Sex, Drugs, and Cocoa Puffs
A Low Culture Manifesto
by Chuck Klosterman
Sex, Drugs and Cocoa Puffs was my introduction to Chuck Klosterman. Back when Barnes & Noble used to be a thing and I would grab a pile of 10-15 books sitting in their leather chairs trying to decide which books to purchase, I stumbled upon Klosterman’s book. It was 2004 and I was immediately enthralled. I’ve followed a lot Klosterman’s works since, from his 2015 GQ interview with Tom Brady to Killing Yourself to Live to IV, but it’s Sex, Drugs and Cocoa Puffs that has stuck with me.
“Everybody is wrong about everything, just about all the time.”
“Life is rarely about what happened; it’s mostly about what we think happened.”
“Being interesting has been replaced by being identifiable.”
“Whenever I can’t sleep, I like to lie in the darkness and pretend I’ve been assassinated. I’ve found this is the best way to get comfortable. I imagine I’m in the coffin at my funeral, and people from my past are walking by my corpse and making comments about my demise.”
“Important things are inevitably cliche, but nobody wants to admit that.”
“Though I obviously have no proof of this, the one aspect of life that seems clear to me is that good people do whatever they believe is the right thing to do. Being virtuous is hard, not easy. The idea of doing good things simply because you’re good seems like a zero-sum game; I’m not even sure those actions would still qualify as ‘good,’ since they’d merely be a function of normal behavior. Regardless of what kind of god you believe in–a loving god, a vengeful god, a capricious god, a snooty beret-wearing French god, or whatever–one has to assume that you can’t be penalized for doing the things you believe to be truly righteous and just. Certainly, this creates some pretty glaring problems: Hitler may have thought he was serving God. Stalin may have thought he was serving God (or something vaguely similar). I’m certain Osama bin Laden was positive he was serving God. It’s not hard to fathom that all of those maniacs were certain that what they were doing was right. Meanwhile, I constantly do things that I know are wrong; they’re not on the same scale as incinerating Jews or blowing up skyscrapers, but my motivations might be worse. I have looked directly into the eyes of a woman I loved and told her lies for no reason, except that those lies would allow me to continue having sex with another woman I cared about less. This act did not kill 20 million Russian peasants, but it might be more ‘diabolical’ in a literal sense. If I died and found out I was going to hell and Stalin was in heaven, I would note the irony, but I couldn’t complain. I don’t make the fucking rules.”
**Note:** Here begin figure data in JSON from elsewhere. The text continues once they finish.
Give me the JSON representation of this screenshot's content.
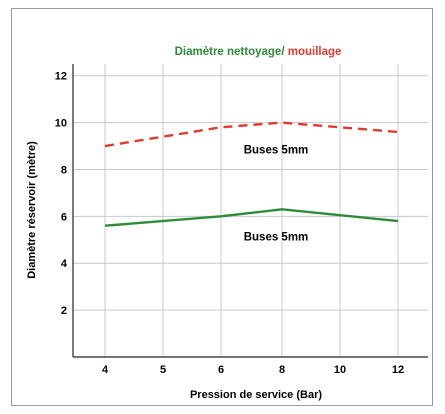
{
  "chart_data": {
    "type": "line",
    "title_part1": "Diamètre nettoyage/",
    "title_part2": " mouillage",
    "xlabel": "Pression de service (Bar)",
    "ylabel": "Diamètre réservoir (mètre)",
    "x_ticks": [
      "4",
      "5",
      "6",
      "8",
      "10",
      "12"
    ],
    "y_ticks": [
      "2",
      "4",
      "6",
      "8",
      "10",
      "12"
    ],
    "ylim": [
      0,
      12.5
    ],
    "grid": true,
    "colors": {
      "nettoyage": "#2e8b3a",
      "mouillage": "#e03a2e"
    },
    "series": [
      {
        "key": "mouillage",
        "style": "dashed",
        "x": [
          "4",
          "6",
          "8",
          "12"
        ],
        "values": [
          9.0,
          9.8,
          10.0,
          9.6
        ],
        "label": "Buses 5mm"
      },
      {
        "key": "nettoyage",
        "style": "solid",
        "x": [
          "4",
          "6",
          "8",
          "12"
        ],
        "values": [
          5.6,
          6.0,
          6.3,
          5.8
        ],
        "label": "Buses 5mm"
      }
    ]
  }
}
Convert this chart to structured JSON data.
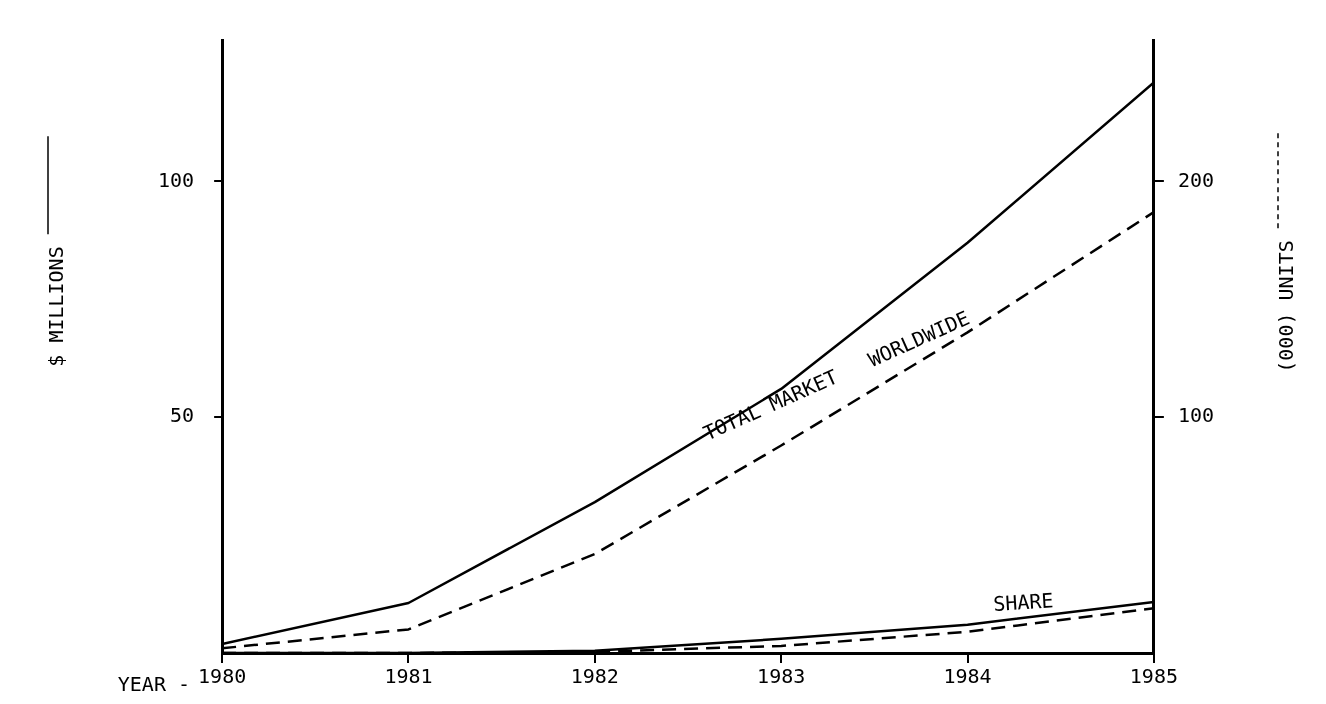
{
  "chart_data": {
    "type": "line",
    "ylabel": "$ MILLIONS",
    "y2label": "(000) UNITS",
    "x": [
      1980,
      1981,
      1982,
      1983,
      1984,
      1985
    ],
    "xlabel": "YEAR -",
    "xlim": [
      1980,
      1985
    ],
    "xticks": [
      1980,
      1981,
      1982,
      1983,
      1984,
      1985
    ],
    "ylim": [
      0,
      130
    ],
    "yticks": [
      50,
      100
    ],
    "y2lim": [
      0,
      260
    ],
    "y2ticks": [
      100,
      200
    ],
    "grid": false,
    "legend": false,
    "marker": "none",
    "series": [
      {
        "color": "#000000",
        "line_style": "solid",
        "values": [
          1.9,
          10.6,
          32,
          56,
          87,
          121
        ]
      },
      {
        "color": "#000000",
        "line_style": "dashed",
        "axis": "y2",
        "values": [
          2,
          10,
          42,
          88,
          136,
          187
        ]
      },
      {
        "color": "#000000",
        "line_style": "solid",
        "values": [
          0,
          0,
          0.5,
          3,
          6,
          10.8
        ]
      },
      {
        "color": "#000000",
        "line_style": "dashed",
        "axis": "y2",
        "values": [
          0,
          0,
          0.5,
          3,
          9,
          19
        ]
      }
    ],
    "annotations": [
      "TOTAL MARKET   WORLDWIDE",
      "SHARE"
    ]
  }
}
“Every relationship is fundamentally a power struggle, and the individual in power is whoever likes the other person less.”
“I once loved a girl who almost loved me, but not as much as she loved John Cusack.”
“The goal of being alive is to figure out what it means to be alive.”
Sticky Books are those that you just can’t get out of your head. They stick with you long after you have put the book down and have moved on to something else. These are some of my Sticky Books. I don’t enjoy reviewing books myself. I find I am either full of far too much praise for the book because I know how difficult it can be to write a book, or I am far too negative about a book because, well, I guess I was just in a bad mood. So instead of reviews, I have pulled some of my favorite quotes from each Sticky Book.